I originally wasn't in CS, and when I first came over I wasn't in ML. We never had code. The fact that ML publishes models AND checkpoints is a godsend. I love it. Makes work so much easier and helps the community advance faster. I love this, but just chill. The paper isn't peer-reviewed. It is a pre-print. They're showing people what they've done in the last 6 months. It's part publicity stunt, part flex, part staking claim, but it is also part sharing with the community. Even without the code we learn a lot because they attached a paper to it. So chill.
It's also important that people understand that even if code is provided, it's commercially useless. From the NVAE license as an example[1]
> The Work and any derivative works thereof only may be used or intended for use non-commercially.
It's a great example of the difference between open source (which it is) and free software which it is not. So we're back to square one where it is probably best to clean-room the implementation from the paper, which is nearly useless to reproduce the model.
Their central improvement is that they limit the generation of high frequencies by ReLU through a upsample-ReLU-filter-downsample sequence.

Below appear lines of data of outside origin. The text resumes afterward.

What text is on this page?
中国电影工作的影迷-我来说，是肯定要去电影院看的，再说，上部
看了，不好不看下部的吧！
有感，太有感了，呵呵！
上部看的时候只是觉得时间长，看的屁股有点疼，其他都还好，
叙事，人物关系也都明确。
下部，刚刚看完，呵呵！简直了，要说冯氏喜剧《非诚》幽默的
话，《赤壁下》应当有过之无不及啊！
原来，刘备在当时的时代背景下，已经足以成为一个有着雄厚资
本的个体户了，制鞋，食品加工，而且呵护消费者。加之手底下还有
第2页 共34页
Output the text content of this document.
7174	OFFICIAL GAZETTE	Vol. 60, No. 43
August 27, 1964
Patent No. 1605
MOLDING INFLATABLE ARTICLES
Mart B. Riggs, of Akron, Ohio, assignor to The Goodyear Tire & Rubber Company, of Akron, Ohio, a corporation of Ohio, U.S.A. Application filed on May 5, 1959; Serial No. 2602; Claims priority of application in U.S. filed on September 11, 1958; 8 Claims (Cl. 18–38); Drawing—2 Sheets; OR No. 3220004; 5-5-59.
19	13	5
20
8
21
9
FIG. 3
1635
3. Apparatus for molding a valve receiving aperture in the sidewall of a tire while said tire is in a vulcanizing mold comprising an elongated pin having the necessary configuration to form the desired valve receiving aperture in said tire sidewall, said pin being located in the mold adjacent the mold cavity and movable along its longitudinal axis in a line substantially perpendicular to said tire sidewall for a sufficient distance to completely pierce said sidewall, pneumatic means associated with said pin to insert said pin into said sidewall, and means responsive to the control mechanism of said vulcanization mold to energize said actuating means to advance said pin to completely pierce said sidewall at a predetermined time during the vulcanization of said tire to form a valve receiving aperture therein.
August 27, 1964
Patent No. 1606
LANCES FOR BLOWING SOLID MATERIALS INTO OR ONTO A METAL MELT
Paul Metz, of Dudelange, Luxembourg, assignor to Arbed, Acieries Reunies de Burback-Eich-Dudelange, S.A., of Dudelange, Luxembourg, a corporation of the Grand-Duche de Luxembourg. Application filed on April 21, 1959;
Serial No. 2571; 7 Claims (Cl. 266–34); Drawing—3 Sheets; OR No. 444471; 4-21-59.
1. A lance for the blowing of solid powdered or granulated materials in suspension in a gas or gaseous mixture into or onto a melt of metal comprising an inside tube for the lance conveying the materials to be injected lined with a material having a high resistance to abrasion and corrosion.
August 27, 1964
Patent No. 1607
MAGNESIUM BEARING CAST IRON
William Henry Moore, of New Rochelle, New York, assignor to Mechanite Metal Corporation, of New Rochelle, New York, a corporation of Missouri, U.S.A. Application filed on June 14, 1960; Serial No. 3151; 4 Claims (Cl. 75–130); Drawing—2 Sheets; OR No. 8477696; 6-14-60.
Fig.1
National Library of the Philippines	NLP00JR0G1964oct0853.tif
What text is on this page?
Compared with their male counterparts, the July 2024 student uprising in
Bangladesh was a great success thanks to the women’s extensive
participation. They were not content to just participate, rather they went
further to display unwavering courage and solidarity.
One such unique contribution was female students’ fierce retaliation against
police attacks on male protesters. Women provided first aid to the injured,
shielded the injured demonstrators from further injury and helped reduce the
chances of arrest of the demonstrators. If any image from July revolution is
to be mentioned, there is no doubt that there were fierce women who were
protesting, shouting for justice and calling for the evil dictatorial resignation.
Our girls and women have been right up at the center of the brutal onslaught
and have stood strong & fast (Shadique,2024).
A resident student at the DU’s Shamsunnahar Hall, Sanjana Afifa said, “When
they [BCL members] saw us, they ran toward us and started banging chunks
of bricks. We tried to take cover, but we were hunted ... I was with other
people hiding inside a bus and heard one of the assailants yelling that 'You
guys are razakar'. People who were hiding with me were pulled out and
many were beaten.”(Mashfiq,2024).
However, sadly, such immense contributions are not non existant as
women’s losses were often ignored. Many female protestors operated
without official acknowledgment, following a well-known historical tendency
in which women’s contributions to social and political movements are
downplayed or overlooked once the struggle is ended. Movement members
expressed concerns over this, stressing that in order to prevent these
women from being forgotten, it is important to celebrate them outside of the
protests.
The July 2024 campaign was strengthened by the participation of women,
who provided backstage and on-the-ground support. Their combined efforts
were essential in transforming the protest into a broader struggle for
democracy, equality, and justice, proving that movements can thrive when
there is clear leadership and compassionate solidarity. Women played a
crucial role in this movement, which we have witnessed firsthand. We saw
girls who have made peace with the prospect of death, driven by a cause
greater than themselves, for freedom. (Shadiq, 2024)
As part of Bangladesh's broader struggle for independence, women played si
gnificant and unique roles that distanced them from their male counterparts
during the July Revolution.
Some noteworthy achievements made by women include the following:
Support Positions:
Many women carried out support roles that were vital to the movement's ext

Their theoretical section explains quite well why high frequencies can be proven mathematically to cause issues. And their practical implementation using filters to cut those off is very straightforward.
If someone tells you "The microphone recording had 50Hz noise so I used a filter to remove it", that's pretty much good enough for someone with experience in the field to replicate their results. This is the equivalent in AI. They uncovered a simple basic issue that everyone else overlooked, but once you know it, it seems obvious in retrospect.
Edit: the Debian Deep Learning Team's Machine Learning Policy explains why.
But I do appreciate the artefacts of StyleGAN2 as an artistic choice, too.
If you ask styleGAN to generate a specific image, that's possible, but you are no longer looking at how well these models generate images.